We just finished the pavers on the patio here. Also painted the house. Now on to the pergola(s). 

All rough sawn beams and posts. 6x6 posts, 6x8 beams and 4x8 rafters.

Got to use the Prazi a bit. I'll do a review on it later.

































Cut from the Prazi. Not smooth but being rough sawn lumber, it does not matter much. The cut is straight and square though.


----------



## CrpntrFrk (Oct 25, 2008)

Nice that the Prazi flips to 45 degrees. All the rafters will have a 45 detail.


----------



## EthanB (Sep 28, 2011)

Wow! That is one clean skil saw!


----------



## CrpntrFrk (Oct 25, 2008)

Some progress...

She (HO) could not keep up with painting them all before we got them up so she gave up and said just build it. lol


----------



## CrpntrFrk (Oct 25, 2008)

All cross members in..


----------



## EthanB (Sep 28, 2011)

Big and simple. I like it. I'm not a fan on all the detailed ends on a simple house.

For the tearout you could mark your lines with a sharp blade and cut to the side of it by 1/16". It'll still tear out but it'll be even.


----------



## CrpntrFrk (Oct 25, 2008)

EthanB said:


> Big and simple. I like it. I'm not a fan on all the detailed ends on a simple house.
> 
> For the tearout you could mark your lines with a sharp blade and cut to the side of it by 1/16". It'll still tear out but it'll be even.


I tried a couple but that Prazi is a beast. So I gave up. They all will need a little attention but not too much do to the nature of the rough sawn.


----------



## NINZAN STUDIO (Jan 10, 2012)

EthanB said:


> Big and simple. I like it. I'm not a fan on all the detailed ends on a simple house. For the tearout you could mark your lines with a sharp blade and cut to the side of it by 1/16". It'll still tear out but it'll be even.


Just hit it with a sanding block after the cut, before you move it. I like the rough cut on the rough sawn...looks appropriate.


----------



## Deckhead (Dec 9, 2010)

I like your blocking that looks sharp.:thumbup:

I agree with ninzan, simple "deburring" is all that's needed, makes it look finished in a rough cut sense.


----------



## CrpntrFrk (Oct 25, 2008)

Done....


----------



## CITY DECKS INC (Sep 4, 2012)

Great job.
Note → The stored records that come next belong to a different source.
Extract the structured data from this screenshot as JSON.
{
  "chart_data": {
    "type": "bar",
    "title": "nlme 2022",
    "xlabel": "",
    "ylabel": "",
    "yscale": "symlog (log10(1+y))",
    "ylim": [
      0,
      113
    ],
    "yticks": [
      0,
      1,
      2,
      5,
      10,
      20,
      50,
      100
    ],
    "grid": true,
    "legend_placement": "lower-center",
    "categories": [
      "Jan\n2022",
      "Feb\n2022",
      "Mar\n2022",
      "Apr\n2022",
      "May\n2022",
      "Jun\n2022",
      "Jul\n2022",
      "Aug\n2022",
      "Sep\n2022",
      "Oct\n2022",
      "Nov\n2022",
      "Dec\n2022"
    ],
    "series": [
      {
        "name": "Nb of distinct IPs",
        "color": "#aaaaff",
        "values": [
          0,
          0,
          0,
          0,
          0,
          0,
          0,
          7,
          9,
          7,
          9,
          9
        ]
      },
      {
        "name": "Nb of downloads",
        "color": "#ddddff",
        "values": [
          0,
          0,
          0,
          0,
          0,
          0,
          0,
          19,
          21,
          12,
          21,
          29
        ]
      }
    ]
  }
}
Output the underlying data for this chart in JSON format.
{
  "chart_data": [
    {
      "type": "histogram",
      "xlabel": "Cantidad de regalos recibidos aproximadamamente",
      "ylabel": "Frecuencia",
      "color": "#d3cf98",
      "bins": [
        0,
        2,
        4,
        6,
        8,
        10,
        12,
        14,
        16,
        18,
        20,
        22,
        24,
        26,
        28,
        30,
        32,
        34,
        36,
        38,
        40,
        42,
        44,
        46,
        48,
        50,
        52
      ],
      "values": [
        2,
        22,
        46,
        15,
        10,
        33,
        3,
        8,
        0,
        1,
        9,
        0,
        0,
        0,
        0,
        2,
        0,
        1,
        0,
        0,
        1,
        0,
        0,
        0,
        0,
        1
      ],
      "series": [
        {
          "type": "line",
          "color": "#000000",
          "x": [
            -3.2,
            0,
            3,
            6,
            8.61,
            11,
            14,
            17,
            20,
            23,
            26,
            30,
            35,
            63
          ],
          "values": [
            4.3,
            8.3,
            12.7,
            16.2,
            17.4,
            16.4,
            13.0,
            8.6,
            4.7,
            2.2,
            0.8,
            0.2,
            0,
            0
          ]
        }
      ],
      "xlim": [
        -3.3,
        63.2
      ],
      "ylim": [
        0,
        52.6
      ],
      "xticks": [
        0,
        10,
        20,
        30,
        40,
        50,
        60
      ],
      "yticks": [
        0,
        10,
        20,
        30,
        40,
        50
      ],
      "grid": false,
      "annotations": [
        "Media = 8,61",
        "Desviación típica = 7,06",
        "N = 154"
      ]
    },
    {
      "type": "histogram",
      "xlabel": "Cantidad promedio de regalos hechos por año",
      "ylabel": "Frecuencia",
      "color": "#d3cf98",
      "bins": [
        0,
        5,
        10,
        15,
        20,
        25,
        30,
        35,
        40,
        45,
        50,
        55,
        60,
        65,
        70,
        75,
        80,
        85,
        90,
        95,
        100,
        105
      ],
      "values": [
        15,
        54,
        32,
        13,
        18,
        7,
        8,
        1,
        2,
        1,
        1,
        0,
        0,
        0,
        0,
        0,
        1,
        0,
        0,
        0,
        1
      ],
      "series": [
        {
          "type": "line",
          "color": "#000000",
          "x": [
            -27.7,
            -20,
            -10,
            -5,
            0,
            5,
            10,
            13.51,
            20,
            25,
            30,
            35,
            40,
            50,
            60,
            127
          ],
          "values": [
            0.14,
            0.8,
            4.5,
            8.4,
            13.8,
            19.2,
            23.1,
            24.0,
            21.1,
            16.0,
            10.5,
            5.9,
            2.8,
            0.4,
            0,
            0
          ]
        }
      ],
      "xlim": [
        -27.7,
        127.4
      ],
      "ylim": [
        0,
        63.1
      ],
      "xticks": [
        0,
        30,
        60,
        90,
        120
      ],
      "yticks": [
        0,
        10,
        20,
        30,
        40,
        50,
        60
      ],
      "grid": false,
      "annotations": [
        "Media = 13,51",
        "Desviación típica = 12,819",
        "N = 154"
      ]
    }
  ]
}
Im all about Keep It Simple Stupid.


----------



## hdavis (Feb 14, 2012)

Nice job!


----------



## CrpntrFrk (Oct 25, 2008)

Thanks guys. She is going to finish painting and she wants retractable screen on top. We will also be building a little pergola over the BBQ area. So I want to get pictures of all that.


----------



## NINZAN STUDIO (Jan 10, 2012)

Looks great.


----------



## CITY DECKS INC (Sep 4, 2012)

I finished this up just before the winter hit the fan. Big and simple with lights and fan package. I was curious about what the different angles and layouts are called so after Googling for a while this tapered look is called Japan style. Send the finished picts.


----------